Investing.com – European stock markets fell on Monday, starting the new week on a downbeat note as investors awaited a deluge of corporate earnings as well as policy meetings from both the European Central Bank and the Federal Reserve.
At 03:05 EST (08:05 GMT), Germany’s stock index was down 1%, France was down 0.2%, and the UK index was down 0.4%.
The German IFO is scheduled to be released ahead of the European Central Bank meeting
Attention on Monday will be on the release of the report later in the session, as investors try to gauge the health of the euro zone’s largest economy ahead of the European Central Bank’s final policy-setting meeting.
The European Central Bank concludes its latest meeting on Thursday, with officials having the opportunity to digest the latest growth data from major European countries, released ahead of the meeting.
Economists widely expect the bank to cut interest rates by a quarter of a percentage point at its next policy meeting, after it has already cut borrowing costs four times to address weak growth and cool inflation in the single currency area.

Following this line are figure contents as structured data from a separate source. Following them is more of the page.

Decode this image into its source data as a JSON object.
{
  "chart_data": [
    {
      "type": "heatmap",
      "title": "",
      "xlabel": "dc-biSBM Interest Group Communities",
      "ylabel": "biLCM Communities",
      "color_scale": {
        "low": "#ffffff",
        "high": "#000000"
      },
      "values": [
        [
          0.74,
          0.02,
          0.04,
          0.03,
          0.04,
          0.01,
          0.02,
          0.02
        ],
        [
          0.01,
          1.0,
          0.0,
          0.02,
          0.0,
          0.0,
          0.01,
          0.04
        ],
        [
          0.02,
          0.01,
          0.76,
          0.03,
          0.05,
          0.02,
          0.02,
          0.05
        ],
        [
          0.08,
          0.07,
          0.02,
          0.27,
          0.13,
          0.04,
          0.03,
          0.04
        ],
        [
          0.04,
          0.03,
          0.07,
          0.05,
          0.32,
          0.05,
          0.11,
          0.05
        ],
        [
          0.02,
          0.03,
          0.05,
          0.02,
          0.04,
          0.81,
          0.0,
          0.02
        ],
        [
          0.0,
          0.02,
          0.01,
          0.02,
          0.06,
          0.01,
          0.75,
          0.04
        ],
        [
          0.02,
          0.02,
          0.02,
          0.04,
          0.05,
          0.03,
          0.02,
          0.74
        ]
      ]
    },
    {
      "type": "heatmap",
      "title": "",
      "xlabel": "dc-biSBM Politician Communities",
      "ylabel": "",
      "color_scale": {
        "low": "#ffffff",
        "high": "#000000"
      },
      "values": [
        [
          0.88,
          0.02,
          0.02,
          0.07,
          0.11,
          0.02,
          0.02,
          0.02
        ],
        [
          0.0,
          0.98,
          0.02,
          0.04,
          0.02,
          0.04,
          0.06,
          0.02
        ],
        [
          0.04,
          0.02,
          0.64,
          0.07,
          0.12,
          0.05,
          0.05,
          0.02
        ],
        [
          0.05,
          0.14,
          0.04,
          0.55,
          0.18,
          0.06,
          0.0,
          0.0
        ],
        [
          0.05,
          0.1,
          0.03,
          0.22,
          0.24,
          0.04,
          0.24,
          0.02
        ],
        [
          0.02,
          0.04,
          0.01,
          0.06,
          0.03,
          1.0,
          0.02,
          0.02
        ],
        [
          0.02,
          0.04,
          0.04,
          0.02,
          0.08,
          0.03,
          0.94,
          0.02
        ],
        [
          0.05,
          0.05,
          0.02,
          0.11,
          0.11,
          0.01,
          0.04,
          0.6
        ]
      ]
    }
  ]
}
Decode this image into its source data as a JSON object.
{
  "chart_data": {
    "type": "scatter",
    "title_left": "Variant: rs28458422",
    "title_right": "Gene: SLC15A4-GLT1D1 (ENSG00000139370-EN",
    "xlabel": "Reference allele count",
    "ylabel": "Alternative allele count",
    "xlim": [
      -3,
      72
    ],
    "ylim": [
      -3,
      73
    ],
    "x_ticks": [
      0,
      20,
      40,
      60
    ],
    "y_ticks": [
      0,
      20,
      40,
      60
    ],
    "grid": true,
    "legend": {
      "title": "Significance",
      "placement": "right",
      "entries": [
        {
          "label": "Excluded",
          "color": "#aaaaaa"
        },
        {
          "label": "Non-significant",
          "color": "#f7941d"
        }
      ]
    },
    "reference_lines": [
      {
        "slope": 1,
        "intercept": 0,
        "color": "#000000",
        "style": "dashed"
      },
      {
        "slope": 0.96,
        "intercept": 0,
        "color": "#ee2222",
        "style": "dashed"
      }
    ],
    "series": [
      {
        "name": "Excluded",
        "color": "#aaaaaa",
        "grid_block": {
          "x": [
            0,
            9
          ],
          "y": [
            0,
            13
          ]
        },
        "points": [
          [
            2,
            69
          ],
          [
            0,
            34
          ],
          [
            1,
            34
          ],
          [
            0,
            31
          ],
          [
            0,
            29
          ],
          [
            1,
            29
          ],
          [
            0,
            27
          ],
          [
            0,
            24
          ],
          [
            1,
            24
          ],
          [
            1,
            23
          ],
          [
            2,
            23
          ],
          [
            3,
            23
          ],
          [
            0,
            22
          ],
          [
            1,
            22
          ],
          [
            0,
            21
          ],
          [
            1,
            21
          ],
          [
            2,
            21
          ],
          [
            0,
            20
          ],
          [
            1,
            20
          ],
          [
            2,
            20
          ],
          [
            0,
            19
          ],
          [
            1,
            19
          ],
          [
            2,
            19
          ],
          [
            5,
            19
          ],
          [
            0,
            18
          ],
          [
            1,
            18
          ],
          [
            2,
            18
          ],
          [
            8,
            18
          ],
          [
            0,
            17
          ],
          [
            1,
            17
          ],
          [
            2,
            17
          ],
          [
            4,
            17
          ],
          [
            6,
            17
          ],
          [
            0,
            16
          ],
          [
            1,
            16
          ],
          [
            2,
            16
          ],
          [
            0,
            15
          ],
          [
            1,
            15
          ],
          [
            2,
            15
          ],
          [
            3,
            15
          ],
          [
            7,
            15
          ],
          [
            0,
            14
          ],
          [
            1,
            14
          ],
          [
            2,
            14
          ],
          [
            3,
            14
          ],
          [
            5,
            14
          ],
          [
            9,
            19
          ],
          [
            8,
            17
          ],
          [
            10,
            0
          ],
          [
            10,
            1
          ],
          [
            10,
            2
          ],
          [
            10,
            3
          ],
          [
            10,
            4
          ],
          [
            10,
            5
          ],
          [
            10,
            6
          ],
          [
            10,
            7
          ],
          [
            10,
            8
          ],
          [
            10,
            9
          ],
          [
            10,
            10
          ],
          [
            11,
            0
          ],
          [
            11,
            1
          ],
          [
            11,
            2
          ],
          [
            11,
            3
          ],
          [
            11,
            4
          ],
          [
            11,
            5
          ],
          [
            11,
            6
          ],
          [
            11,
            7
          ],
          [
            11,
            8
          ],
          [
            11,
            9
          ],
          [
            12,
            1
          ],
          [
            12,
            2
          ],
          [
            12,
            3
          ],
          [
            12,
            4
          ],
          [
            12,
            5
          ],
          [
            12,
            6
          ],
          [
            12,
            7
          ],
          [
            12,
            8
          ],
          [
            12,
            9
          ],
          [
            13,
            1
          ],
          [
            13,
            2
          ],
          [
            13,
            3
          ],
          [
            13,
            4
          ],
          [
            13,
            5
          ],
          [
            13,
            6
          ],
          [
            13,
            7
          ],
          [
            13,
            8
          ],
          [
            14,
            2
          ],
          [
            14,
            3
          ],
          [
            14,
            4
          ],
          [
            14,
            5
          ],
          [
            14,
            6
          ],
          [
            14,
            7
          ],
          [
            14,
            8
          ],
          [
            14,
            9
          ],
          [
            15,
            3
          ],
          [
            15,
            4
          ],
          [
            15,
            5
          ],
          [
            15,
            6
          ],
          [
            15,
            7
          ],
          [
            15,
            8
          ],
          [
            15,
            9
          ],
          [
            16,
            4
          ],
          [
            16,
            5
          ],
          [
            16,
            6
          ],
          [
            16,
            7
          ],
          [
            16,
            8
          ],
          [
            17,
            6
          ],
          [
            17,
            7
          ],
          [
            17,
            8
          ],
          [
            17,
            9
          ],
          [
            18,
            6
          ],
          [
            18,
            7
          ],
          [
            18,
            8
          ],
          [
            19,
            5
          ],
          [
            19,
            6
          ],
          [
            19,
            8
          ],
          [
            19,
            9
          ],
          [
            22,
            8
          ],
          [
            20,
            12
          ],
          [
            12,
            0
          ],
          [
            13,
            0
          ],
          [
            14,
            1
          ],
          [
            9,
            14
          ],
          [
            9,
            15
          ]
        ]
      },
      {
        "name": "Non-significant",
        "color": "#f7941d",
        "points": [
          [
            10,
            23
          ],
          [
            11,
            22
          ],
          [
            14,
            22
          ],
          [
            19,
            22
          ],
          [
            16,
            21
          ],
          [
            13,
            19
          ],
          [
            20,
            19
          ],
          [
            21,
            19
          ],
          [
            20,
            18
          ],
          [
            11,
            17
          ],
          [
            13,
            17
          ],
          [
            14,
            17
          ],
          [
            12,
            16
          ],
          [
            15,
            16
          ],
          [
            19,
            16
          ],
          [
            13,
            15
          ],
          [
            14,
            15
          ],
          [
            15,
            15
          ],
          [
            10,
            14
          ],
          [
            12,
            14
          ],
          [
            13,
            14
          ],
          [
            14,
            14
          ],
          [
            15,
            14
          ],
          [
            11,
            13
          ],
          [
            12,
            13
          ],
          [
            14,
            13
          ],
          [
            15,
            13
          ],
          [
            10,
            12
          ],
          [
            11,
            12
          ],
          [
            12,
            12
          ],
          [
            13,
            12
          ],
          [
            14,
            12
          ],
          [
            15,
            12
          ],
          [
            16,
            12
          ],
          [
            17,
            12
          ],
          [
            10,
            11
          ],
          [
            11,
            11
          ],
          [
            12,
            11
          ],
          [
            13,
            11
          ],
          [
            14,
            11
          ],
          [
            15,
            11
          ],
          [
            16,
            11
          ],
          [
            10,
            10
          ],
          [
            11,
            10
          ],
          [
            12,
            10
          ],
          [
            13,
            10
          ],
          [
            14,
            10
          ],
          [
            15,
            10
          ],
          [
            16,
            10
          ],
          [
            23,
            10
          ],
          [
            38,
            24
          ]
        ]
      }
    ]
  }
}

The bank also meets this week, with the US central bank expected to keep interest rates unchanged at the conclusion of its two-day meeting on Wednesday.
Ryanair Impressive profits
European quarterly earnings season is in full force this week, with results due from companies like Shell (LON:), LVMH (EPA:), Deutsche Bank (ETR:), Roche (SIX:) and ASML (AS:) during the week.
As far as Monday is concerned, Ryanair (IR:) stock rose 2.5% after the low-cost airline reported after-tax profits for the three months to the end of December ahead of expectations, even as it cut its forecast for 2019 passenger numbers next year.
Julius Baer SIX Bank (SIX:) Chairman Romeo Lacher is set to step down, as the Swiss bank continues a management restructuring that began a year ago after it suffered major losses from exposure to collapsed real estate group Cigna.
Swiss Test and Inspection Group SGS (SIX:) said it has ended talks on a potential $30 billion merger with French rival Bureau Veritas (EPA:).
In addition, the technology sector, especially Dutch computer chip equipment maker ASML (AS:), will be in the spotlight as investors weigh the implications of Chinese startup DeepSeek launching a ChatGPT competitor – one that has gained popularity as it claims to match offerings from rivals such as OpenAI for a fraction of its cost.
Fewer raw heads
Oil prices fell on Monday, with traders worried after President Trump last week called on the Organization of the Petroleum Exporting Countries to lower crude oil prices.
By 03:05 EST, US crude futures (WTI) were down 0.6% at $74.19 per barrel, while the contract was down 0.6% at $77.08 per barrel.
The crude oil market has suffered heavy losses since last week after Trump declared a national emergency and called for a sharp increase in US energy production, while also calling on OPEC to reduce crude oil prices.
Oil markets were also hit by weak PMI data from China, the largest importer, which showed that domestic business activity remains under pressure.